Bunlarla birlikte Bahçeli-Erdoğan ittifak projesinin reel-politik bağlamda etkili diğer sonuçlarını da eklemeliyiz:

-Erdoğan ile HDP seçmeninin arası bir daha bir araya gelemeyecek şekilde açılmış, bölücü Kürt siyasetinin yeniden sözde Kürt açılımı başlatma beklentisi ittifak bozulmadıkça hayal olmuştur.

-AKP muhafazakar Kürt tabanını DEVA ve Gelecek Partisi’ne kaptırmaya başlamıştır.

-HDP seçmeni ile CHP arasında sempati gelişmiştir.

-Bahçeli’nin Akşener’i FETÖ ile ilişkilendirme çabası, ‘İP’ diyerek İYİ Parti tabanını küçümsemesi nedeniyle, Cumhurbaşkanlığı Hükümet Sistemi çerçevesinde İYİ Parti’nin AKP ile muhtemel ittifakının önü tamamen tıkanmıştır.

-AKP iktidarının asıl kalıcılığını sağlayan ve ‘yerelin merkezi belirlediği, ele geçirilen merkezin de yereli belirlediği’ fasit daireye dönüşen iktidar zincirinin yerel iktidar halkası kırılmış, AKP’nin ‘iktidar koruma sistemi’ tümden bozulmuştur.

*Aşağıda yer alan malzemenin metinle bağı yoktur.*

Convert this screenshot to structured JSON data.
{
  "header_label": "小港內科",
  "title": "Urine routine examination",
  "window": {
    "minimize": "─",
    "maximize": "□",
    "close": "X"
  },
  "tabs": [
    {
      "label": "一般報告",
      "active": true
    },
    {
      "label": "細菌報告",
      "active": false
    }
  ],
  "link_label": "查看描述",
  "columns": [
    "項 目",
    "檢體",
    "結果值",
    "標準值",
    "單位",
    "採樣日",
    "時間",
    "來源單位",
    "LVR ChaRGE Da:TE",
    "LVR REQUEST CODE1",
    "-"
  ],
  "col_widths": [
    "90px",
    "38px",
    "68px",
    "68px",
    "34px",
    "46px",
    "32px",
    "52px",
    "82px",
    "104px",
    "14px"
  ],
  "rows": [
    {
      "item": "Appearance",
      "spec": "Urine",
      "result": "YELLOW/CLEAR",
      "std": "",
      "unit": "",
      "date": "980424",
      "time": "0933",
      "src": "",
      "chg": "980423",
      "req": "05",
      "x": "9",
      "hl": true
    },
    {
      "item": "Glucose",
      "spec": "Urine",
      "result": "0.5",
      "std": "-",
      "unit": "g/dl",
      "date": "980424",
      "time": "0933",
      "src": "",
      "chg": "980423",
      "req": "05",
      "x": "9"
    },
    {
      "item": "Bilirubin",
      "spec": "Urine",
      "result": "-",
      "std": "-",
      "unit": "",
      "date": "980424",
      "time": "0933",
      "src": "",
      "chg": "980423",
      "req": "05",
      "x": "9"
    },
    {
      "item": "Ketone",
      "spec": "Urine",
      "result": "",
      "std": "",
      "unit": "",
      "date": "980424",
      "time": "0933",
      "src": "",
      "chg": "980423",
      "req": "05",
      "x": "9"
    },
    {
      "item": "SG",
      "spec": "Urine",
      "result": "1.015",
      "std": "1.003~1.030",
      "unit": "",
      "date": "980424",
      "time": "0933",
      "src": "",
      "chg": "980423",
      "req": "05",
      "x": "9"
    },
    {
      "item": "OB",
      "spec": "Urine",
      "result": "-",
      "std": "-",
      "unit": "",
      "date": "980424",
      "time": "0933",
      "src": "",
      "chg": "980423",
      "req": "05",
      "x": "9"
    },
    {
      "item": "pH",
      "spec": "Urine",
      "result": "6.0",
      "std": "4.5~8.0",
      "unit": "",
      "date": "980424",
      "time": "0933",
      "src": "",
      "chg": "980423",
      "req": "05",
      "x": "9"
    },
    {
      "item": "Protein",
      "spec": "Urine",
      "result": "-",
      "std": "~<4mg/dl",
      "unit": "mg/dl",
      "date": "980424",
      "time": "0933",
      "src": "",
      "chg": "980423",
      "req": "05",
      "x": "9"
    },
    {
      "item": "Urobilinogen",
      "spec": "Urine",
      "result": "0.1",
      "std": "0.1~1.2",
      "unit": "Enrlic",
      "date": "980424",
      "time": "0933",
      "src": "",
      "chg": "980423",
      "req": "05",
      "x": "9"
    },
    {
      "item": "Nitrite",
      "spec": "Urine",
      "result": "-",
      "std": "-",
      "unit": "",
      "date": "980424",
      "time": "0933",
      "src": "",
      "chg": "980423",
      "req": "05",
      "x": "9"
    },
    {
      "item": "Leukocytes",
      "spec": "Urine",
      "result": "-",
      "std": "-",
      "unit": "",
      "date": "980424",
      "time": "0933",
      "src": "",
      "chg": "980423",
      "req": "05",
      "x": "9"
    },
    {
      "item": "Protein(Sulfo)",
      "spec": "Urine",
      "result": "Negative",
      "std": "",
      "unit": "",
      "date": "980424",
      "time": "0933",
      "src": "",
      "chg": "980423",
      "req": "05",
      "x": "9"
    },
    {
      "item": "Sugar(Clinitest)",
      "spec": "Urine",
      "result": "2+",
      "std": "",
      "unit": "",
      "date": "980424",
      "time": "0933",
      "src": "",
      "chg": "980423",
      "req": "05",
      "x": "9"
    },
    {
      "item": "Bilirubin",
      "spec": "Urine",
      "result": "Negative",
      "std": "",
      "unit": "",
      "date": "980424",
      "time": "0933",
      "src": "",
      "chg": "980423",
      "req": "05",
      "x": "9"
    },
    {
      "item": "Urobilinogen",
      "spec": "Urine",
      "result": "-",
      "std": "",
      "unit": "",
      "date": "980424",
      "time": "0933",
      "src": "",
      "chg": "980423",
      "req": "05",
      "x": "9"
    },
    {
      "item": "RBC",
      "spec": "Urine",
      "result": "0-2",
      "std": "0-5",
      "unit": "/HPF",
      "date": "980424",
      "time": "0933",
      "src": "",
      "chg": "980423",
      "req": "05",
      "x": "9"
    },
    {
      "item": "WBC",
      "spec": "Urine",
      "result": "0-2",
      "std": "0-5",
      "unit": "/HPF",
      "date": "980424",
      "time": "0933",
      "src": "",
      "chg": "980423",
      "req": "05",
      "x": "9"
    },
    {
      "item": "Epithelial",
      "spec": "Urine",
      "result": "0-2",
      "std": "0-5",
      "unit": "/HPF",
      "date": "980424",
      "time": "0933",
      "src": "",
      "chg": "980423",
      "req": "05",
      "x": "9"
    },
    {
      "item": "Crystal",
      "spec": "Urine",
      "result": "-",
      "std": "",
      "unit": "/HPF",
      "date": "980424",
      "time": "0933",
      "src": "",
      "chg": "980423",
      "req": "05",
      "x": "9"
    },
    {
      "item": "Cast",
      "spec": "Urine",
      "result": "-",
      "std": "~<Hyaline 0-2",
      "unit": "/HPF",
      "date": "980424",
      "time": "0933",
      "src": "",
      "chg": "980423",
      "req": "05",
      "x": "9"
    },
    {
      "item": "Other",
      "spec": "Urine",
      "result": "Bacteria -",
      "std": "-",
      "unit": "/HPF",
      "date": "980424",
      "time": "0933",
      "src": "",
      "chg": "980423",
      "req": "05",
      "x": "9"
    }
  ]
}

Bütün bu sonuçlar göstermektedir ki; ‘güvenlikçi devlet’ anlayışının ürettiği ‘sonsuza kadar ittifak, sonsuza kadar iktidar’ projesi çökmüş, Erdoğan iktidarının sonunun gelmesi mukadder olmuştur. Düşünün bir kere, eğer AKP, %13-15’lik bir HDP yada İYİ Parti ile ittifak yapmış olsaydı bu iktidardan kurtulma umudumuz hiç olur muydu?”